Schifino's faster-than-hell drum beats kicked the duo's tunes into a tempo of punk fury. In the face of the duo's sinewy, sweaty pace, it wasn't hard to imagine Matt and Kim's legendary early shows, played in the center of a sweltering basement with a crowd of rabid fans dancing in a mob around them. (In fact, the Granada recreated the ecstatic, smelly intimacy of a D.I.Y. show pretty effectively. As Johnson later quipped, "It's good that there aren't any diseases that can be transmitted through sweat. 'Cause we'd have a cesspool going on in here.")
There are few artists who look sincerely amazed that a crowd can regurgitate their lyrics, word-for-word. Matt and Kim didn't just seem charmed by the fact that Lawrence knew their songs; they were jazzed that they showed up, too. Johnson and Schifino's stage banter felt like the crowd was sharing a beer with them in the living room. This isn't all that remarkable in itself, but, as members of Matt and Kim's crowd, we weren't just sitting on their couch, listening in on the duo's shit-talking; we were invited. They liked us.
"This is the song that we did the video for in Times Square where we took all our clothes off," said Johnson, leading into "Lessons Learned."
"You think it'd be easy to take off your clothes, but that shit wouldn't come off," said Schifino.

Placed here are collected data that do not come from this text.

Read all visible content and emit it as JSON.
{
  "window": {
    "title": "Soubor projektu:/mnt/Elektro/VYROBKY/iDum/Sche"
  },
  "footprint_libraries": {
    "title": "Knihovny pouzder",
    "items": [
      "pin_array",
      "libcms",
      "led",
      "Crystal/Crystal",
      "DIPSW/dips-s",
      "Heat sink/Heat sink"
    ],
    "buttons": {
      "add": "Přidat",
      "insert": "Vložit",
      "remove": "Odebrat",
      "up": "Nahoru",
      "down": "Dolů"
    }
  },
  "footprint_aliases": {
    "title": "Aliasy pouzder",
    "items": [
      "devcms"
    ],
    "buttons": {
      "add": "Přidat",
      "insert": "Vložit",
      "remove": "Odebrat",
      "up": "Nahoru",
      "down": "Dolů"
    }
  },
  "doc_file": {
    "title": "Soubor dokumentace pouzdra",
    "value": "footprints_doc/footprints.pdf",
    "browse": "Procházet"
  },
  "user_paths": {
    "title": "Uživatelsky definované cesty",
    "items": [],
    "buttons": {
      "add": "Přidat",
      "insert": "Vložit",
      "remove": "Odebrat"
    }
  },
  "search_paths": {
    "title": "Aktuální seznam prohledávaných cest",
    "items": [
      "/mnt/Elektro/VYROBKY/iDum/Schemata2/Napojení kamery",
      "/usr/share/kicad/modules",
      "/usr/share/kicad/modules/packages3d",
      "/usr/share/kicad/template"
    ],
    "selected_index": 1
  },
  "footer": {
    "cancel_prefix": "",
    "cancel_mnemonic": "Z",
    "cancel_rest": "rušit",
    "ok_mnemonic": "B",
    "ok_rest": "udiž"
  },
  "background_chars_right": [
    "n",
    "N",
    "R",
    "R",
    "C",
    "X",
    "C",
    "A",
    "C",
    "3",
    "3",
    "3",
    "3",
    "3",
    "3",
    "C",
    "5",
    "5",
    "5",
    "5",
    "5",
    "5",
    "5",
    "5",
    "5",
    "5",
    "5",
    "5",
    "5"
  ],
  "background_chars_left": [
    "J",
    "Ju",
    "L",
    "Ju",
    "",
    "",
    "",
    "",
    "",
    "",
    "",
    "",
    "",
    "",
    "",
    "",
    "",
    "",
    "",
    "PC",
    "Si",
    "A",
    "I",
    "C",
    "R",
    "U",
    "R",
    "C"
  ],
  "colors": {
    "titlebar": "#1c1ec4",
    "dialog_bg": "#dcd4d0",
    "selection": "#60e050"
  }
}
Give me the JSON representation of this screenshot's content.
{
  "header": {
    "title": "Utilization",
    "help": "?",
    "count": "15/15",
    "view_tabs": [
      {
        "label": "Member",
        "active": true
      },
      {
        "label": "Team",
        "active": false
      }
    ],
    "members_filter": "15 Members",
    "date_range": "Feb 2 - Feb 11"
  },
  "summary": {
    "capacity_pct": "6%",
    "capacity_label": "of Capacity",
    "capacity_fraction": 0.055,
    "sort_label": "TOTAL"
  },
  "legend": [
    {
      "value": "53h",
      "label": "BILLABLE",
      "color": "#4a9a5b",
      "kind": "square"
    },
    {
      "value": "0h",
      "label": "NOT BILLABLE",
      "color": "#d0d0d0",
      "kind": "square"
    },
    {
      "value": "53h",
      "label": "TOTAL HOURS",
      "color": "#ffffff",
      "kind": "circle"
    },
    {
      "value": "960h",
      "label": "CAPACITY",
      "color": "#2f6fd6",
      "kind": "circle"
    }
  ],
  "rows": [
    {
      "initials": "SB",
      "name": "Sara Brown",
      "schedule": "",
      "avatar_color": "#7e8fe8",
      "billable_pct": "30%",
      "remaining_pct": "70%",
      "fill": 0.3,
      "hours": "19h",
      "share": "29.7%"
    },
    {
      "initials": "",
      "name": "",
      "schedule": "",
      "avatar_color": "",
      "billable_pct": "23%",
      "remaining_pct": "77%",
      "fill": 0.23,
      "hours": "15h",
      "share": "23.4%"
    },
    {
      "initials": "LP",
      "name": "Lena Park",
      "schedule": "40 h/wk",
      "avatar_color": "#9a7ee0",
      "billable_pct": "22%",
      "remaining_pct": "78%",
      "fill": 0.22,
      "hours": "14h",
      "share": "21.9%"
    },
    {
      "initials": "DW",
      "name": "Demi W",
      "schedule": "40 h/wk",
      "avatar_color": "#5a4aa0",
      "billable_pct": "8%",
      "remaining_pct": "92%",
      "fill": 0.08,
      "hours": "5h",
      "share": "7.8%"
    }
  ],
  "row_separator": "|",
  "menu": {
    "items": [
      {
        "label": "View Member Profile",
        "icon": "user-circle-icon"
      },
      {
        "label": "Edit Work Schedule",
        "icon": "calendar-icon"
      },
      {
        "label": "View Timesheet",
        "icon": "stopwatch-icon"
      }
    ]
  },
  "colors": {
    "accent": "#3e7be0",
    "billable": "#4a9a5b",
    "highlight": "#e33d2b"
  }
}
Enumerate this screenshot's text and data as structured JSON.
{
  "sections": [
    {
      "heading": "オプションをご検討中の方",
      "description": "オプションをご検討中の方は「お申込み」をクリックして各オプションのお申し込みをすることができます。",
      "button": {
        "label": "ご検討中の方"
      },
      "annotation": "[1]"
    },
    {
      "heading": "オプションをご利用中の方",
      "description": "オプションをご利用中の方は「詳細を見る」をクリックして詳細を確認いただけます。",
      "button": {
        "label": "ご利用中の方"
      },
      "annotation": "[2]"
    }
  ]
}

"Kim just told me today that her tits were looking huge," said Johnson. The crowd laughed. "But that's all kinds of relative," he said, laughing.
"Lawrence, you'd better look at this shit, 'cause it's gonna be tiny tomorrow," said Schifino.
Matt and Kim ripped into the song, soliciting the da-da-da-da's from the crowd in an ethereal, ecstatic moment of communal exchange. "Fuck yeah," Kim said, standing on top of her drum set, with her drum stick thrust in the air.
"This is the kind of shit that makes Kim happy," said Johnson. The balloon popped, and Schifino's ecstatic smile widened.